On the international stage, the Bolsheviks had also managed to antagonize the Allies. The new government canceled its foreign debt, unilaterally withdrew from the war, and signed the Treaty of Brest-Litovsk in March 1918 with Germany, yielding up, in return for peace, the Baltic states, Byelorussia, the Crimea, and the populous and industrially developed Ukraine. That promised to breathe new life into Germany’s war machine.
Indeed, Russia’s early contribution to the Allied cause had been tremendous, and by forcing the Central Powers to divert considerable forces from the Western Front, had indirectly saved Paris, prevented German victories at Verdun and Ypres (as General Von Hindenburg acknowledged in his memoirs), and helped win the Battle of the Marne.

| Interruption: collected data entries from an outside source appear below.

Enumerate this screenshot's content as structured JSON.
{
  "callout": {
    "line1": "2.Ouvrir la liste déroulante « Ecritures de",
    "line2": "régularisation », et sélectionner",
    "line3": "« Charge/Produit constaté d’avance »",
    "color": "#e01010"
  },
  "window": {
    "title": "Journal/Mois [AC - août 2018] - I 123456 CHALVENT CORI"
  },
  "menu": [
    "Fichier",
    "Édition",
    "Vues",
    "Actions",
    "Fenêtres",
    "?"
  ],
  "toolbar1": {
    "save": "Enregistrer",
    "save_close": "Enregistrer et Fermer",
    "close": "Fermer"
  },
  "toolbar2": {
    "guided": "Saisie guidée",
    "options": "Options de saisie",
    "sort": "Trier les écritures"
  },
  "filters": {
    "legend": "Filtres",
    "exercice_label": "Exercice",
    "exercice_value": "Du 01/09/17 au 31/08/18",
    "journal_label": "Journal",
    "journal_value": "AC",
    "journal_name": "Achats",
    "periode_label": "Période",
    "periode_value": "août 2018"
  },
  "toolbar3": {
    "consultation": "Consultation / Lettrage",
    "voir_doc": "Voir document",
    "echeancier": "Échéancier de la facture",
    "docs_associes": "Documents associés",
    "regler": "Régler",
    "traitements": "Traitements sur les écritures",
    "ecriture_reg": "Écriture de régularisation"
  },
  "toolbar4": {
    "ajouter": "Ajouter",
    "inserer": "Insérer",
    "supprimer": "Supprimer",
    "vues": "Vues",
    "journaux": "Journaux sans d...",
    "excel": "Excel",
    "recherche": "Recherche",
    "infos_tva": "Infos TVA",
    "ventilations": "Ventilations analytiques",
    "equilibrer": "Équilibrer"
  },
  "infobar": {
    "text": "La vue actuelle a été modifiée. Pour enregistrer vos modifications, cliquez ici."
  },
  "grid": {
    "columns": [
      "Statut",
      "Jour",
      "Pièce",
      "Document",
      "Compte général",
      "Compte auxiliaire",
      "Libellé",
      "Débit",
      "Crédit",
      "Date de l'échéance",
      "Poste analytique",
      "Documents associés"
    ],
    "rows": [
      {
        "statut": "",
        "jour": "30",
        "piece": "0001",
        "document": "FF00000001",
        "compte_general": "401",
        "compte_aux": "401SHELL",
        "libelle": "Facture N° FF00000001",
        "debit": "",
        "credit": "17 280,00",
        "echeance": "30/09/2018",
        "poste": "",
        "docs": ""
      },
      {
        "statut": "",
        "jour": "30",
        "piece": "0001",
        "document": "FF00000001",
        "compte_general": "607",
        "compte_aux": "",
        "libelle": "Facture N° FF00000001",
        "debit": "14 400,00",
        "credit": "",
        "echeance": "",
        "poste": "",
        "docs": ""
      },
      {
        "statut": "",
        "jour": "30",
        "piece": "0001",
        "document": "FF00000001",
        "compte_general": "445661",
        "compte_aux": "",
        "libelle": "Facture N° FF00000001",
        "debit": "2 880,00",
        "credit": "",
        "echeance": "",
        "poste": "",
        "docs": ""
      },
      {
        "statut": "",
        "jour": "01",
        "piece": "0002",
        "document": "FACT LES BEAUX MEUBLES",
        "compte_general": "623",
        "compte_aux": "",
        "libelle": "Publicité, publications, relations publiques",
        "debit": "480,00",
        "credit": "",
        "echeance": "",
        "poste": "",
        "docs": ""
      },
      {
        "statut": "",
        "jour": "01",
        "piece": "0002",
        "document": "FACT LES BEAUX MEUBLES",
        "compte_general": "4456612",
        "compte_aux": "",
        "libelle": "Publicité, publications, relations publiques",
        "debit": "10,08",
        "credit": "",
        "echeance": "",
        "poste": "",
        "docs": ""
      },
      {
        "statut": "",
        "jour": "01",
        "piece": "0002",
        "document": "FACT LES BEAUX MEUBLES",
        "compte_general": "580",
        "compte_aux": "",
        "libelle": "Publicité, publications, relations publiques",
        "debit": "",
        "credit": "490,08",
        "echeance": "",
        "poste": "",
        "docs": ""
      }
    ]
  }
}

In 1917, its great Eastern Front extended from the Baltic through Romania all the way to the Black Sea, tying up from 2 to 3 million troops of the Central Powers. The Treaty of Brest-Litovsk allowed forty German divisions to roll westward as part of the last great German offensive, and the looming disaster faced by the Allies at this juncture brought a reluctant United States more forcefully into the war.